There is no connection between the preparation of these two amendments, although the Minister suggested otherwise. In the light of the media amendment, however, it should be recalled that the amendment to the Audiovisual Act obliges commercial entities to pay 2% of their annual income from streaming services, plus it introduces a new obligation to invest directly in Czech audiovisual production. The amended law is expected to enter into force in 2025, which will subsequently bring a significant amount of money into the market. Combined with the increase in money for ČT, the volume of funds on the audiovisual market will increase significantly. Therefore, we are seriously concerned about market volatility and high input price inflation. We are a small market, with limited capacity, and we are already encountering this in many cases. Now imagine that in one year there will be an extra two billion crowns on the market.
PUBLIC SERVICE MEDIA FUNDING IN EUROPE
• Funding through a FEE PAID BY INDIVIDUALS. Countries where licence fees are collected include: Czech Republic, Croatia, Ireland, Germany, Poland, Austria, Slovenia and Great Britain.
• Public service media funding from a BUDGET prevails in Belgium, Bulgaria, Estonia, Cyprus, Lithuania, Latvia, Luxembourg, Hungary, Malta, Netherlands, Romania, Spain, and Slovakia.
• A less frequent way of public service media funding includes payments made TOGETHER WITH ELECTRICITY as is done in Italy, Portugal and Greece or collecting fees through special tax on public service broadcasting as in Finland, France and Sweeden.
• NORDIC COUNTRIES: broadcasting tax instead of licence fees (Norway, Island, Finland, Sweeden).
EXAMPLES OF CHANGES IN CERTAIN COUNTRIES
• NETHERLANDS: licence fees were abolished in 2000; since then, the Dutch public service broadcaster Nederlandse Publieke Omroep (NPO) is essentially financed by annual state subsidies.
• DENMARK: transition from licence fees to state budget funding.
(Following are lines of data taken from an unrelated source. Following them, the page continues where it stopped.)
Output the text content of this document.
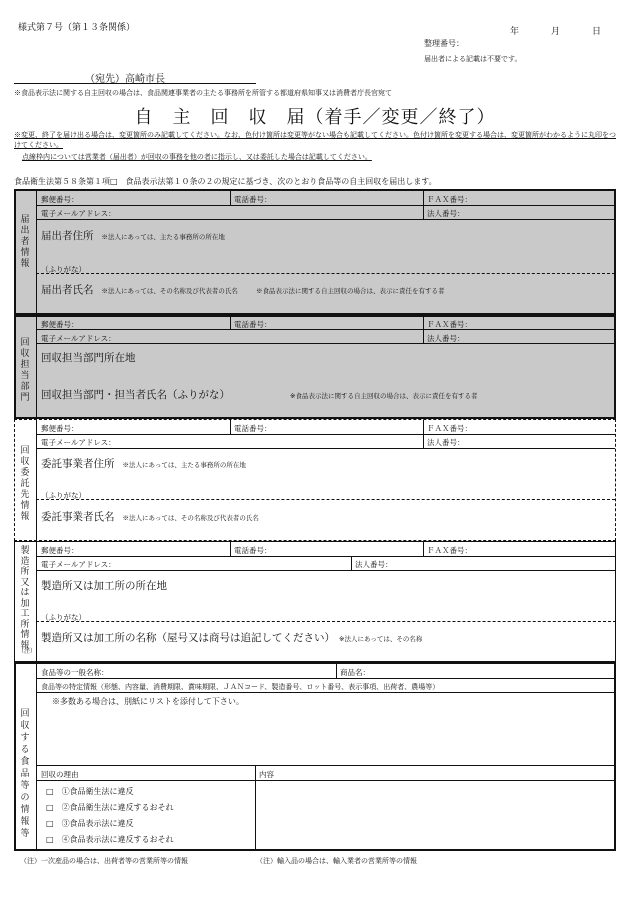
様式第７号（第１３条関係）	年	月	日
整理番号：
届出者による記載は不要です。
（宛先）高崎市長
※食品表示法に関する自主回収の場合は、食品関連事業者の主たる事務所を所管する都道府県知事又は消費者庁長官宛て
自　主　回　収　届（着手／変更／終了）
※変更、終了を届け出る場合は、変更箇所のみ記載してください。なお、色付け箇所は変更等がない場合も記載してください。色付け箇所を変更する場合は、変更箇所がわかるように丸印をつけてください。
点線枠内については営業者（届出者）が回収の事務を他の者に指示し、又は委託した場合は記載してください。
食品衛生法第５８条第１項□　食品表示法第１０条の２の規定に基づき、次のとおり食品等の自主回収を届出します。
届出者情報
郵便番号：	電話番号：	ＦＡＸ番号：
電子メールアドレス：	法人番号：
届出者住所 ※法人にあっては、主たる事務所の所在地
（ふりがな）
届出者氏名 ※法人にあっては、その名称及び代表者の氏名	※食品表示法に関する自主回収の場合は、表示に責任を有する者
回収担当部門
郵便番号：	電話番号：	ＦＡＸ番号：
電子メールアドレス：	法人番号：
回収担当部門所在地
回収担当部門・担当者氏名（ふりがな）	※食品表示法に関する自主回収の場合は、表示に責任を有する者
回収委託先情報
郵便番号：	電話番号：	ＦＡＸ番号：
電子メールアドレス：	法人番号：
委託事業者住所 ※法人にあっては、主たる事務所の所在地
（ふりがな）
委託事業者氏名 ※法人にあっては、その名称及び代表者の氏名
製造所又は加工所情報
（注）
郵便番号：	電話番号：	ＦＡＸ番号：
電子メールアドレス：	法人番号：
製造所又は加工所の所在地
（ふりがな）
製造所又は加工所の名称（屋号又は商号は追記してください） ※法人にあっては、その名称
回収する食品等の情報等
食品等の一般名称：	商品名：
食品等の特定情報（形態、内容量、消費期限、賞味期限、ＪＡＮコード、製造番号、ロット番号、表示事項、出荷者、農場等）
※多数ある場合は、別紙にリストを添付して下さい。
回収の理由	内容
□　 ①食品衛生法に違反
□　 ②食品衛生法に違反するおそれ
□　 ③食品表示法に違反
□　 ④食品表示法に違反するおそれ
（注）一次産品の場合は、出荷者等の営業所等の情報	（注）輸入品の場合は、輸入業者の営業所等の情報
In Denmark, the licence fee was paid from 2018 until the end of 2021, replaced by state funding from 2022.
• FRANCE: In July 2022, the French Parliament approved the end of the payment of licence fees; the abandoned model is replaced by a minimum VAT increase.
• AUSTRIA: In the first half of 2023, it was decided that ORF would change its funding system. The new model will reduce the licence fee: it will now be EUR 15.30 per month (per household) instead of GIS (linked to the device).
• SWITZERLAND: TV and radio fees make up 81 percent of the budget of the non-profit public corporation SRG SSR. Following a referendum held several years ago, the fee structure was changed. Instead of CHF 451 per year, CHF 365 per year were paid from January 2019. In January 2021, the fees have dropped to CHF 335.
• NORWAY: Until 2019, NRK was financed through a licence fee linked to the ownership of a television set, but this model has been abandoned. Since 2020, NRK has been financed from the state budget. Anyone with a certain income must pay an amount to fund NRK through taxes. In practice, an ordinary household pays roughly the same amount in NRK tax as it used to pay in broadcasting tax, but the tax is no longer linked to the ownership of a TV set.
• GREAT BRITAIN: Discussions have been ongoing since last year about how the BBC will be funded in its next cycle of operation, from 2027. Different options for future BBC funding are being considered.
KLÁRA BRACHTLOVÁ, PRESIDENT OF AKTV: She has been President of AKTV since the start of 2023, in January she was appointed Chief External Affairs of CME, the parent company of TV Nova. She was working in the finance section of Nova Group from 2007. She gradually held positions in reporting, financial planning, and analyses, she was Deputy CFO from 2012, CFO from 2014, later statutory executive, and in 2019, she became CEO of TV Nova.